Gloria & Gloriette - Die Kamera










Das kleine Zimmer





Schweiz / Luxemburg 2010
Regie: Stéphanie Chuat, Véronique Reymond
Drehbuch: Stéphanie Chuat, Véronique Reymond
Kamera: Pierre Milon
Länge: 87 Minuten
Darsteller: Michel Bouquet, Florence Loiret-Caille, Eric Caravaca, Joël Delsaut, Valérie Bodson, Fabienne Barraud


Edmond (Michel Bouquet) ist alt geworden. Seine Frau lebt schon lange nicht mehr. Offenbar ist sie, die Bergsteigerin, verunglückt. Edmond muss sich allein durchschlagen. Das Verhältnis zu seinem Sohn ist denkbar schlecht. Der will seinen Geschäften nachgehen und sähe den Vater am liebsten im Altersheim. Aber Edmond wehrt sich mit Händen und Füßen. Und da er mürrisch, selbstbewusst und eigensinnig ist auch mit Erfolg.

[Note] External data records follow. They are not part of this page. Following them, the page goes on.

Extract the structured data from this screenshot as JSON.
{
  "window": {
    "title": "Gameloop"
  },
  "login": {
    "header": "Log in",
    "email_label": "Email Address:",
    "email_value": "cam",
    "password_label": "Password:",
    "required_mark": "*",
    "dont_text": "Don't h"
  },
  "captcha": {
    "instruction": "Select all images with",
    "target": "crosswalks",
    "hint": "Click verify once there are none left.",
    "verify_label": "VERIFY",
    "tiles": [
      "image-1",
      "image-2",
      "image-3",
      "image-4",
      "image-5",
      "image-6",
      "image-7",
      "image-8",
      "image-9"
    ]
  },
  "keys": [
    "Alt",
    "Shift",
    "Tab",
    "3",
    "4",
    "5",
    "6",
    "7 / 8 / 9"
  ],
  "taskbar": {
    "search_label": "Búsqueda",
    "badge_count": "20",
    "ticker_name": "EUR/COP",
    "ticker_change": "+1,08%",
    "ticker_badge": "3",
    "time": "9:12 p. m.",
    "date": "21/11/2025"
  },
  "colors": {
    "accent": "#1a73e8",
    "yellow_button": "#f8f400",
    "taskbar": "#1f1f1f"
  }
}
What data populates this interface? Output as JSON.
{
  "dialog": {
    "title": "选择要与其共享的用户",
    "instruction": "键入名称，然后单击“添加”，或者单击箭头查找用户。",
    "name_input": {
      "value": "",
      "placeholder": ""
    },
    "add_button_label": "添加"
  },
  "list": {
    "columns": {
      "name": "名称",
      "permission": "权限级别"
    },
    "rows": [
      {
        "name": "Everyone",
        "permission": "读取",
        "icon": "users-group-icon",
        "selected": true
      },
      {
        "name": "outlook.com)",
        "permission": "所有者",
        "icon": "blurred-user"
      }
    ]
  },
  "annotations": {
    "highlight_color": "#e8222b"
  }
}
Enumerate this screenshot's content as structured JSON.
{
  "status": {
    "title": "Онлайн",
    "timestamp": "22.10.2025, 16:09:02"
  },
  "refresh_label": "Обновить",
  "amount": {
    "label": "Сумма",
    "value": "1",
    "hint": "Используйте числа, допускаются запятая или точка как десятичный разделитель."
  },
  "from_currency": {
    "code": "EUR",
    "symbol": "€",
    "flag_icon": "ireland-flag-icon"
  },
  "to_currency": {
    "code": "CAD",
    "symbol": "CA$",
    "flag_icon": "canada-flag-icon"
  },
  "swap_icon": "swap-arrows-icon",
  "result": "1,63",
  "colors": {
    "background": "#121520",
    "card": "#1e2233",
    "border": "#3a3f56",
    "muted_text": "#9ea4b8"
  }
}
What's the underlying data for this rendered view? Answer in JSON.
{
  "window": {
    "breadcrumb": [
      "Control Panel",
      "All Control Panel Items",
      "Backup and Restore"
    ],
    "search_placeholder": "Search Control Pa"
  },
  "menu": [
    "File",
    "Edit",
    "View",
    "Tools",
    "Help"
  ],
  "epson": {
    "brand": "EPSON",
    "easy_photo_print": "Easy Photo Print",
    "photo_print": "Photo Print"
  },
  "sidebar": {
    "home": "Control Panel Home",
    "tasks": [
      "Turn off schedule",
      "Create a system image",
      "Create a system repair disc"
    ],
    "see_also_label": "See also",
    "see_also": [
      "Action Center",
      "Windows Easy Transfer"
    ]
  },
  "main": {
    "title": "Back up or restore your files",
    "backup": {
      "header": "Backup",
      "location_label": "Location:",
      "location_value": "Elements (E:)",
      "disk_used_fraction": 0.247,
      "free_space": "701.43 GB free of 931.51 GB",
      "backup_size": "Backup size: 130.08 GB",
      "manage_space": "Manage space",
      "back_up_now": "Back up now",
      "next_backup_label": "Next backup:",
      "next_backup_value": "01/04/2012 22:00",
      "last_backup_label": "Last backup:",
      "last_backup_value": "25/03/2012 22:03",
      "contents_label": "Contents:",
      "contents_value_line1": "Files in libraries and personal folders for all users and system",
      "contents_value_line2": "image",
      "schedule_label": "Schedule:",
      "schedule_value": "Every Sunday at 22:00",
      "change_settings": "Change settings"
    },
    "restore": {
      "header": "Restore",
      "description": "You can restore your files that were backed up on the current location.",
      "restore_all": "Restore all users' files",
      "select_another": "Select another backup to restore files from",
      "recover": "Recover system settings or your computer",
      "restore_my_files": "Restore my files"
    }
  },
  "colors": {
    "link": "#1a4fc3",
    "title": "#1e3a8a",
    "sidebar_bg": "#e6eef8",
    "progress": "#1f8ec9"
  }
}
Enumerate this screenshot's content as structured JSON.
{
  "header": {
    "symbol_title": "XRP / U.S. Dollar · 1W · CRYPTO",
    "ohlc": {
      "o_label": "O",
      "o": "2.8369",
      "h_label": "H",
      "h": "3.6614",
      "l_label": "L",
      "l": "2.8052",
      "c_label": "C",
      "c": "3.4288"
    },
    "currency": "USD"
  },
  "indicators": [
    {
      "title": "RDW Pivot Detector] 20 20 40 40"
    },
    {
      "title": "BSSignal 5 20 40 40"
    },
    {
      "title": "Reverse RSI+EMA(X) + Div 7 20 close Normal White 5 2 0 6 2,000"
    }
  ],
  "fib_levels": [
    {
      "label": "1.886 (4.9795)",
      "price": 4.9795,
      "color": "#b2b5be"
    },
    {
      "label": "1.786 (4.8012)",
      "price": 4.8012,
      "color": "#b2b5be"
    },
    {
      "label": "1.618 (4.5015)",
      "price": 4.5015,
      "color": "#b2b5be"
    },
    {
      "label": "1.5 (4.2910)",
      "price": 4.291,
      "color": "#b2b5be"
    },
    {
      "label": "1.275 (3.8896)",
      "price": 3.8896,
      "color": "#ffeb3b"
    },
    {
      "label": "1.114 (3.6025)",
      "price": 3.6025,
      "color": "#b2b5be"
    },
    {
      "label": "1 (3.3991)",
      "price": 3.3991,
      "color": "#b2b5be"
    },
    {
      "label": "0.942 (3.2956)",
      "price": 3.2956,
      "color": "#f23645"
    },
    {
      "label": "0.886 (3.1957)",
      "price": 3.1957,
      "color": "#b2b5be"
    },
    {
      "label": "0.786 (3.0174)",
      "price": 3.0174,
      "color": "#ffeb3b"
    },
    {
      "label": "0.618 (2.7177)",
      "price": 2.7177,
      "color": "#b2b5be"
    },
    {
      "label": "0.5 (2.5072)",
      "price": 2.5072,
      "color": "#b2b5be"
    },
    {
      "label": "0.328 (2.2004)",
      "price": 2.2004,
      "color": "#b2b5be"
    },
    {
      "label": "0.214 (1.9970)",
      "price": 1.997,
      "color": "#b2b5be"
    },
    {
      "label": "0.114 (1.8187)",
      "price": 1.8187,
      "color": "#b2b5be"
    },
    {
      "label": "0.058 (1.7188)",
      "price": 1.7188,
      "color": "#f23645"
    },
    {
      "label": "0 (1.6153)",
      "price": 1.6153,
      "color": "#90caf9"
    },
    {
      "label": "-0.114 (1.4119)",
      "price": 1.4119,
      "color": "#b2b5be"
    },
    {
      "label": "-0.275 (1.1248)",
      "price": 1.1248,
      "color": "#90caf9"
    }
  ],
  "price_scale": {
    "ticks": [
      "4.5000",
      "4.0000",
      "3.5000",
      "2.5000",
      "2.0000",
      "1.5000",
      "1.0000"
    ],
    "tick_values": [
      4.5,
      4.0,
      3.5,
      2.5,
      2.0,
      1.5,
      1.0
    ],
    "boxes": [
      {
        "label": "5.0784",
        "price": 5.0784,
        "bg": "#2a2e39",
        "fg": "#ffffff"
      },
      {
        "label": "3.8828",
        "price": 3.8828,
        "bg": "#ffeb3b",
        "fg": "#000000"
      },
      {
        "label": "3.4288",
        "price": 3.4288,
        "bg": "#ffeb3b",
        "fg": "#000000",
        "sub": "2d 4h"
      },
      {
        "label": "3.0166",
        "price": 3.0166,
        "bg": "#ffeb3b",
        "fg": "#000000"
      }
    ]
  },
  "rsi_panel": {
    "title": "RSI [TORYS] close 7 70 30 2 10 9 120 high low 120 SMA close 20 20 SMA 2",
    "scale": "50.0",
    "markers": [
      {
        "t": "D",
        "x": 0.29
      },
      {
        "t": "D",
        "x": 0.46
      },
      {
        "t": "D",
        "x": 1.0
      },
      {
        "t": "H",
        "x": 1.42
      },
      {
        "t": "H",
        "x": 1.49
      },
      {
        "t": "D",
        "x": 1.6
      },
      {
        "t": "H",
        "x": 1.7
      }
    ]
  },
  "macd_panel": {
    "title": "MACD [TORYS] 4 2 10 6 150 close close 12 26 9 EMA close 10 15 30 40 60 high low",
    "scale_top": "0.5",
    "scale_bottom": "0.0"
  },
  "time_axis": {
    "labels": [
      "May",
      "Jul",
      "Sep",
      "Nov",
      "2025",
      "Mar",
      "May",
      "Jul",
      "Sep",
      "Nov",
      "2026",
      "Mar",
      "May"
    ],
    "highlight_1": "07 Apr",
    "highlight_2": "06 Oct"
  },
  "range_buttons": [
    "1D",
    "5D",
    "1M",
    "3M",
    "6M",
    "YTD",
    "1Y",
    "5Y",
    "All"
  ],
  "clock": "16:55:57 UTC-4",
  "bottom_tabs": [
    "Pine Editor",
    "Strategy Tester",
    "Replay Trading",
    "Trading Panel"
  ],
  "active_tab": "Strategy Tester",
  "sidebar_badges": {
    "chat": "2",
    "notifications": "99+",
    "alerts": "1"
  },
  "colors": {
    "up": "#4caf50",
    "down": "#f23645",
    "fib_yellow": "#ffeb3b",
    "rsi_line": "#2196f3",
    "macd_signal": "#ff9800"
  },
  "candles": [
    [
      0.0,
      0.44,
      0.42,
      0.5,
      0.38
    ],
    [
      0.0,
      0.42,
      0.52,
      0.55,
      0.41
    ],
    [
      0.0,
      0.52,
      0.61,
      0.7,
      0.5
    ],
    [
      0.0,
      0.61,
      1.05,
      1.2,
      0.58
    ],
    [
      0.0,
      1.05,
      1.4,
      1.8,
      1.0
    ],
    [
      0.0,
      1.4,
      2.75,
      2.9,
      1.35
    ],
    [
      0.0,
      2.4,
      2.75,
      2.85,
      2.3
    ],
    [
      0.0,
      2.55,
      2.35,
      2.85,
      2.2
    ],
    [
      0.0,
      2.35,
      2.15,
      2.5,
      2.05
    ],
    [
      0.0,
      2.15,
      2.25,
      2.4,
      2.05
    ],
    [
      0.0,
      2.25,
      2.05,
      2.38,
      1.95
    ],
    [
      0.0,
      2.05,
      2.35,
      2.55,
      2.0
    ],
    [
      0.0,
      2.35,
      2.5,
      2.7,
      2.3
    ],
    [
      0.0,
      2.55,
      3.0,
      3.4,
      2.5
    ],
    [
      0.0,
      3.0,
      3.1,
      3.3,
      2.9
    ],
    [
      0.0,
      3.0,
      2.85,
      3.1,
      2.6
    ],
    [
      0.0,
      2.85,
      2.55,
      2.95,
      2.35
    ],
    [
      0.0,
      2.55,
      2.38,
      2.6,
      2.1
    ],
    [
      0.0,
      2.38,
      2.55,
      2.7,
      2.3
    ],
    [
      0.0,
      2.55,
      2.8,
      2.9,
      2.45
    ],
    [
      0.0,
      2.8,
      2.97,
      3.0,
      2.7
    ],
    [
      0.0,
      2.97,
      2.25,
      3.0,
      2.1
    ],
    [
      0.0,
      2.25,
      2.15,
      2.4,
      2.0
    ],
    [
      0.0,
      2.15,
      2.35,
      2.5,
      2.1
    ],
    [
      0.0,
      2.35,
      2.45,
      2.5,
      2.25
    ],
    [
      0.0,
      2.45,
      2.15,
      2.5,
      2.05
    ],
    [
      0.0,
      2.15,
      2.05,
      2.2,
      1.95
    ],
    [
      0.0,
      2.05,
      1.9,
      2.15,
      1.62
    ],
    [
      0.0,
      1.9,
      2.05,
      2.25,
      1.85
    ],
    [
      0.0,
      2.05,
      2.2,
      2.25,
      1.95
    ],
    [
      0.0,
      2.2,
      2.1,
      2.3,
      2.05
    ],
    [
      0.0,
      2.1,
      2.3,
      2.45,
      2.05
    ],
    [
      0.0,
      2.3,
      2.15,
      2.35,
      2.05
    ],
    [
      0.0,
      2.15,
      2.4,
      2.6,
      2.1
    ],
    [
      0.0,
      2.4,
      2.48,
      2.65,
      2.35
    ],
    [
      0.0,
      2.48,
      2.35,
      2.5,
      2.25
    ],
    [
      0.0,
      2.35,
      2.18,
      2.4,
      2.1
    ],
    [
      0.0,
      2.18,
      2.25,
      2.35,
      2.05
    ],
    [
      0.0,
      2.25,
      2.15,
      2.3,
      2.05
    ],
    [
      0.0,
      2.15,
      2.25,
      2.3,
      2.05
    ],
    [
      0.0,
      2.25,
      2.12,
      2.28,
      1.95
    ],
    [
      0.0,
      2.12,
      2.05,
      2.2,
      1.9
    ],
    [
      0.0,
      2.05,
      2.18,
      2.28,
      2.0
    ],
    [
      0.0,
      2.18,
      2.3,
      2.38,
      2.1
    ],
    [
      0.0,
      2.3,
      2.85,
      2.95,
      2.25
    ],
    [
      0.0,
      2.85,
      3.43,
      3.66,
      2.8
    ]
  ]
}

Rose ist seine Krankenpflegerin. Sie kommt jeden Tag kurz. Allerdings geht es ihr noch schlechter als Edmond. Denn Sie hat ein Kind tot geboren. Ihr Schmerz ist grenzenlos, die Anfälle manchmal so schrecklich, dass es Marc, ihrem Mann, angst und bange wird. Oft macht sie ihre Arbeit rein mechanisch.

So geht das lange. Mit der Zeit wird die Beziehung zwischen Rose und Edmond wärmer. Sie freunden sich sogar an. Zwei Menschen, die aus unterschiedlichen Gründen leiden, scheinen im Schmerz eine Gemeinsamkeit zu finden. So sehr, dass Rose Edmond, der es im Altersheim oder Krankenhaus nicht aushält, sogar versteckt. Die beiden schützen sich und wehren sich gegen außen.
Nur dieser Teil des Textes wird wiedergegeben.